Le projet d'élargir la gamme des actes que peuvent poser les pharmaciens s'annonce déjà comme un échec. Comment le ministre de la Santé, le Dr Réjean Hébert, a-t-il réussi à prendre une excellente idée, d'exécution relativement simple, pour accoucher d'un projet tout croche, péniblement improvisé?

On a l'impression que le ministre semble avoir été prisonnier d'un engrenage, autant financier qu'idéologique. Cela l'a mené à commettre quatre erreurs, en péchant par inconscience, par incohérence, par intégrisme et par indifférence.

D'abord, l'inconscience. Un projet public comporte habituellement des coûts, qu'un gouvernement aura souvent tendance à occulter. Dans ce cas-ci, il semble clair que Québec, étranglé financièrement, a cherché des façons de ne pas payer la facture.

Il était assez évident que si on confie de nouvelles tâches aux pharmaciens - faire certaines prescriptions, prolonger ou modifier celles des médecins -, il faudra les payer. On pourrait croire que cette dépense sera compensée par des économies, puisque, pour les mêmes actes, les honoraires des pharmaciens seront plus bas que ceux des médecins.

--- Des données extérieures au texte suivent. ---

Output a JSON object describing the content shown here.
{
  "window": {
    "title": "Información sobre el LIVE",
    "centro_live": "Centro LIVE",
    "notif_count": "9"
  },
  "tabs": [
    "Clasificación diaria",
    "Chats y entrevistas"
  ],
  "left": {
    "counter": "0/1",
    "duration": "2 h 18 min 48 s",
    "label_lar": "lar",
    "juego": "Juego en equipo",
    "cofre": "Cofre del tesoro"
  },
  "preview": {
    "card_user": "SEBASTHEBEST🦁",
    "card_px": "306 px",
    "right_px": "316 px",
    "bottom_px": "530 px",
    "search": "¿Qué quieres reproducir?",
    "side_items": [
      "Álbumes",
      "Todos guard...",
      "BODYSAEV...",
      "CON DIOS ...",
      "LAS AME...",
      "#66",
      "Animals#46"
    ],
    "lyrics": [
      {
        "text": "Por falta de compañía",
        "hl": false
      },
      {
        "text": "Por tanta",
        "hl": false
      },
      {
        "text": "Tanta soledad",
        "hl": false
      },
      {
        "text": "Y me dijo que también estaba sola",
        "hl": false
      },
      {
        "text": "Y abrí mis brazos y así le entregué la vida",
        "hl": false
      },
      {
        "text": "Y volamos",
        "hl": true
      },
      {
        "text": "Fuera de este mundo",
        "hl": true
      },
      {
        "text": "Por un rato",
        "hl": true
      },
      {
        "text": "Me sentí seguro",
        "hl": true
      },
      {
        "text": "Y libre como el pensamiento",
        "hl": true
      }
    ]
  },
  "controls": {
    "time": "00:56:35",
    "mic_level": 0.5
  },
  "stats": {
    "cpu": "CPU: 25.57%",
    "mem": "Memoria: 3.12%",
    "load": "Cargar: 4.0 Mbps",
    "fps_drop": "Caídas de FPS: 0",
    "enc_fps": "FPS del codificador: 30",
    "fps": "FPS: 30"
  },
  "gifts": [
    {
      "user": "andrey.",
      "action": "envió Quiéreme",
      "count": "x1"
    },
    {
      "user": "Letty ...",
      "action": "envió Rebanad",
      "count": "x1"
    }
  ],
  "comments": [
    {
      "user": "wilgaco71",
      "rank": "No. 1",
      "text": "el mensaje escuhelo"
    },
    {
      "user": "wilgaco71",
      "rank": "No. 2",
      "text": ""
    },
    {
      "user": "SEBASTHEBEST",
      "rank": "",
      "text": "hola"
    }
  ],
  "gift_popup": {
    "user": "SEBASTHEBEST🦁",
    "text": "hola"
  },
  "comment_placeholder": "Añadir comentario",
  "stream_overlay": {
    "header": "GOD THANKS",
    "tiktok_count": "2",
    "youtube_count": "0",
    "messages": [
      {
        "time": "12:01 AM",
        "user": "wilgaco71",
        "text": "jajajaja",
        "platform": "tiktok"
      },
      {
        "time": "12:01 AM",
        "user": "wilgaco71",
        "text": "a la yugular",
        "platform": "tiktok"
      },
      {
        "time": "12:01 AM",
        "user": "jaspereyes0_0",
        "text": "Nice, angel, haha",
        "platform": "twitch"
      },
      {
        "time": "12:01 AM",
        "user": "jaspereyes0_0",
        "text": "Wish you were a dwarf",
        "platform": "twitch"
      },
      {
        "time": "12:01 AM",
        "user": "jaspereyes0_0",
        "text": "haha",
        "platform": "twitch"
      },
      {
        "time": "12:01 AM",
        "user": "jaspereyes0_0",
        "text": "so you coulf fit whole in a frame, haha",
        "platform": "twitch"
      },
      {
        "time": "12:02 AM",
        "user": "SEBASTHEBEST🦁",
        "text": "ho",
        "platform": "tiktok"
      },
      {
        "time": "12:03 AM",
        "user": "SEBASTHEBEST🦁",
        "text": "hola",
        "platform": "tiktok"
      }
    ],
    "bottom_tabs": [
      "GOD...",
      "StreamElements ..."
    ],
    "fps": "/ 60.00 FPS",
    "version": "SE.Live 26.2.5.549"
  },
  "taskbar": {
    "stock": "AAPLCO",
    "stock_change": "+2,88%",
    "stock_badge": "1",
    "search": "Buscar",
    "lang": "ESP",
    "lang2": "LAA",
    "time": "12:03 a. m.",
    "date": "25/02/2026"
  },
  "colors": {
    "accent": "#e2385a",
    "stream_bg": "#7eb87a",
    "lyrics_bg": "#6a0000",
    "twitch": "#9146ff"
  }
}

Mais si on a choisi de confier plus de tâches aux pharmaciens, c'est pour permettre aux omnipraticiens de prendre en charge plus de patients et de se consacrer davantage aux cas lourds. Un élargissement de l'offre de soins qui engendrera nécessairement des coûts supplémentaires.

Maintenant l'incohérence. Pour payer le moins possible, la stratégie de contournement concoctée par M. Hébert consiste à rémunérer les pharmaciens à travers le régime d'assurance-médicaments plutôt que l'assurance-maladie. Ça coûte moins cher parce que ce régime public n'assure que 40% des Québécois. Les autres, la majorité, sont couverts par des assureurs privés.

Cela crée une situation d'inégalité évidente. 40% des gens auront droit à ces nouveaux services. Pour les autres, mystère. Les régimes privés ne couvrent pas cela. Il faudra les renégocier, augmenter les primes. Quand? Quels services? À quel coût? On ne sait pas. Ce sera le bordel. Je ne suis pas contre le privé en santé, mais pas comme ça, pas un système de free-for-all, qui ne respecte pas les valeurs d'un régime universel.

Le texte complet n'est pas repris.